Il Consorzio per l’Energia investe anche nel Bellunese

BELLUNO. Sono 23 i comuni del Bellunese che sono confluiti nel Cev, il Consorzio per l'Energia, che anche nel 2017 guarderà all'area dolomitica per trovare nuove affiliazioni. 23 comuni e 5 residenze,...

BELLUNO. Sono 23 i comuni del Bellunese che sono confluiti nel Cev, il Consorzio per l'Energia, che anche nel 2017 guarderà all'area dolomitica per trovare nuove affiliazioni. 23 comuni e 5 residenze, dall'Ater al Bim Infrastrutture, dal Bim Servizi Pubblici all'azienda speciale Sedico Servizi, alla Casa di Riposo Charitas. Dopo l'approvazione del bilancio, il Consorzio al servizio degli enti locali, per il 2017 non solo ha nuovi progetti legati all'efficientamento energetico ma sarà anche una centrale di committenza di beni vari, legati sempre alla riduzione dei costi e miglioramenti delle performances dei piccoli comuni cui il Cev ha sempre operato.

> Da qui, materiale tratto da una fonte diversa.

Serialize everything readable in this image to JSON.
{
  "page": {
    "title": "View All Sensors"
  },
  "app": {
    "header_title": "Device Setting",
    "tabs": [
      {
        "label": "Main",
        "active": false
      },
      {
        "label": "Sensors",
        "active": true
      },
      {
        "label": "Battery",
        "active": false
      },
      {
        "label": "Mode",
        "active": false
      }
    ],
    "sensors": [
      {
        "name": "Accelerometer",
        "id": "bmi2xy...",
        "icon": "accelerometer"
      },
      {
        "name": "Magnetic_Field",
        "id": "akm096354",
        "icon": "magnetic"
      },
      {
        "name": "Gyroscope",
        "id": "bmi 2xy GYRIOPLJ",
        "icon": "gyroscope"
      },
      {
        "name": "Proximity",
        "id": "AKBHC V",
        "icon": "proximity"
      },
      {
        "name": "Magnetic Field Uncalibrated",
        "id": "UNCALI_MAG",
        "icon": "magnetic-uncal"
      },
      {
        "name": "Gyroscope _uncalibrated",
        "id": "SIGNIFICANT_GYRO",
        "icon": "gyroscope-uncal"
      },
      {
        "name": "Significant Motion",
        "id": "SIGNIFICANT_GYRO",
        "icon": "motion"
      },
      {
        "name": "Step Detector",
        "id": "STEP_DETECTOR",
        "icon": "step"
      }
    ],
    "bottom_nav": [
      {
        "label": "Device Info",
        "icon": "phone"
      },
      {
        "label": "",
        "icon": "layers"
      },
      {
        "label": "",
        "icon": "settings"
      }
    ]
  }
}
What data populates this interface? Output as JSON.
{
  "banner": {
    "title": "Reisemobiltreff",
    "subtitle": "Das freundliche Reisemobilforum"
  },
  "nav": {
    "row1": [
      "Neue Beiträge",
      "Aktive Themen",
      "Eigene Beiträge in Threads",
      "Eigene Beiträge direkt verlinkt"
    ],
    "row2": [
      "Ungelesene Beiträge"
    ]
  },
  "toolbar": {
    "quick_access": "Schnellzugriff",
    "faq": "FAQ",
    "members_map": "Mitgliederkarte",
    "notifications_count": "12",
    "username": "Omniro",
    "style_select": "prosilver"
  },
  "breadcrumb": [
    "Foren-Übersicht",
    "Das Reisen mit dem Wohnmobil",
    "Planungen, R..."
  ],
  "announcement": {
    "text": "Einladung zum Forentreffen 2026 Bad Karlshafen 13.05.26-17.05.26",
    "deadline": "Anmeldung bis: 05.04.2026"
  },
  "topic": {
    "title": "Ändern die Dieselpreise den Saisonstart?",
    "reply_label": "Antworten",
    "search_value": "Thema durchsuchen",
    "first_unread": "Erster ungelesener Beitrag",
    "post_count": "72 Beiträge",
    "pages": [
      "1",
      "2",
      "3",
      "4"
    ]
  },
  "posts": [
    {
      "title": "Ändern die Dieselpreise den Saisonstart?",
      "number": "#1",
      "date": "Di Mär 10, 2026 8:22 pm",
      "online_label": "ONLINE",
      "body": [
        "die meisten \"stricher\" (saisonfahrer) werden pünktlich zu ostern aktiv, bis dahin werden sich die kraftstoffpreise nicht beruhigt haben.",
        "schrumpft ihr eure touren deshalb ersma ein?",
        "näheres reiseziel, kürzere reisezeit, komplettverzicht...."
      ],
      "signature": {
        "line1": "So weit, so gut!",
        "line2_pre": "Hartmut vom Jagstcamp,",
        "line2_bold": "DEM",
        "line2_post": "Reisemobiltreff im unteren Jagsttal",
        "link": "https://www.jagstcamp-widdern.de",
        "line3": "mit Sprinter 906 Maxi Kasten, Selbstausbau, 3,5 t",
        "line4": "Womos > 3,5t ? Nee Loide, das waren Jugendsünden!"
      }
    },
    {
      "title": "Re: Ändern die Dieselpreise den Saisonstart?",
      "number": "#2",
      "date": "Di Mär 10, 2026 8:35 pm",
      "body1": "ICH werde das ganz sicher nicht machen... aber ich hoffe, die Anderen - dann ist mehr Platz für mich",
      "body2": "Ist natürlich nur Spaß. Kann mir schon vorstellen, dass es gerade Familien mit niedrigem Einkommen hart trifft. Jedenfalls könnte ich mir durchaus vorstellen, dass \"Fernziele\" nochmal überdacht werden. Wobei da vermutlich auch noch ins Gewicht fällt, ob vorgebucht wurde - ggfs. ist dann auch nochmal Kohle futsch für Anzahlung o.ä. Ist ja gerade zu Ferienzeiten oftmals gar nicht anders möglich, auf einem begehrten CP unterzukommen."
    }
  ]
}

«Il Cev - spiega il direttore Alberto Soldà - che raggruppa 1212 comuni italiani di cui oltre 350 nel solo Veneto, ha recentemente adottato una profonda riorganizzazione ponendosi nuovi obiettivi strategici con l'unico scopo di continuare ad essere strumento che permette ai comuni, soprattutto quelli di piccoli, di approntare con successo progetti di risparmio e di efficienza. L'obiettivo è di operare come se si fosse solo un ente grande come i 1.212 comuni messi insieme, sia quando si tratta di aggregare i bisogni o di rivolgersi al mercato per l'acquisto di beni e servizi o di bussare alla Banca Europea Investimenti per ottenere finanziamenti a fondo perduto per la riqualificazione energetica della rete di illuminazione pubblica o degli edifici pubblici, dalle palestre alle scuole, o di attuare piani di formazione del personale tecnico ed amministrativo. Esattamente come faremo il prossimo anno quando presenteremo alla Bei domanda per ottenere finanziamenti a valere su fondi Elena». Il Cev ha chiuso il bilancio con ricavi per 3,285 milioni di euro.